Fig. 8 The eye diagram of the CML output buffer@3.2Gbps 2^7 - 1 PRBS input

## III. Measurement

This symmetric TDM switch IC was fabricated using 0.18µm CMOS technology. The overall chip area (including PLL) is 3.65×3.57mm^2. Fig. 6 shows the die micrograph. Fig. 7 shows the measurement result of one channel 16/20:1 multiplexer with CML output buffer at 3.2Gbps. The eye diagram of the CML output buffer at 3.2Gbps is shown in Fig. 8. The differential output voltage is 250mVp-p with 20.2ps jitter at 3.2Gbps. The receiver sensitivity is 25mVp-p. The power consumption for serializer, deserializer and PLL are 31mW/Ch, 28mW/ch and 24mW respectively. The implementation results show that the 8×8 TDM switch with SERDES interface can achieve a 20 Gbps switching rate.
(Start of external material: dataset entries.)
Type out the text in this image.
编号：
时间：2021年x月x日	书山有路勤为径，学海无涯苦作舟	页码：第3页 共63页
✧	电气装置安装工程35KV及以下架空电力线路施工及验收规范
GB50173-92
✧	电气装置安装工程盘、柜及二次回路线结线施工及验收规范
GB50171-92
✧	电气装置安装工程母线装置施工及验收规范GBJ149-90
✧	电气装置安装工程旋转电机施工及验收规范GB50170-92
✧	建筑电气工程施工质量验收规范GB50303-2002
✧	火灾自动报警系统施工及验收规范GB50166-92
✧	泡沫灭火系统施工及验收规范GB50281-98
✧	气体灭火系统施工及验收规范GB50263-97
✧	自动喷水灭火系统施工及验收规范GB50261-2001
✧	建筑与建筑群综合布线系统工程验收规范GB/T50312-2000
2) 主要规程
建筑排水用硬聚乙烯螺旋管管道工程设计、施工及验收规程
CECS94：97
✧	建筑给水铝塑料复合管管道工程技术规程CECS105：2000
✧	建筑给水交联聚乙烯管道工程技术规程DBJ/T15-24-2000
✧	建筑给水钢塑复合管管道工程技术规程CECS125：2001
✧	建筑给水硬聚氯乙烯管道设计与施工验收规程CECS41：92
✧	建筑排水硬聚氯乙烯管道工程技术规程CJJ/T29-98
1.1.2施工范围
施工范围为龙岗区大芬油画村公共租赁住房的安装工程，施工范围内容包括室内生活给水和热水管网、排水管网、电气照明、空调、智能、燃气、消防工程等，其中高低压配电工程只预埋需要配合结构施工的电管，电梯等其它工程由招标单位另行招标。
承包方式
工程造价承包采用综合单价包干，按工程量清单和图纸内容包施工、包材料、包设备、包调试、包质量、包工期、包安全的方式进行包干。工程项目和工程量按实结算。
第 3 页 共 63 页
### IV. Summary and Conclusions

For the first time, the reconfigurable load-balanced TDM switch module is implemented. The module is simple and can easily be scaled up to an N×N TDM switch. A  $64\times64$  TDM switch can be recursively constructed from the 8x8 TDM modules to reach 160Gbps switching capacity using a 0.18 $\mu$ m CMOS technology. In the SERDES interface, we developed low power 8-channel CML transceivers using half rate and dual-mode 16/20:1 multiplexing schemes.

### References

- [1] C. S. Chang, D. S. Lee and Y. S. Jou, "Load balanced Birkhoff-von Neumann switches, part I: one-stage buffering," Computer Communications, Vol. 25, pp. 611-622, 2002.
- [2] C. S. Chang, D. S. Lee and C. M. Lien, "Load balanced Birkhoff-von Neumann switches, part II: multi-stage buffering," Computer Communications, Vol. 25, pp. 623-634, 2002.
- [3] Keslassy, I.; Shang-Tse Chuang; McKeown, N., "A load-balanced switch with arbitrary number of line cards," Infocom, 2004, page 2007-1026, March 2004.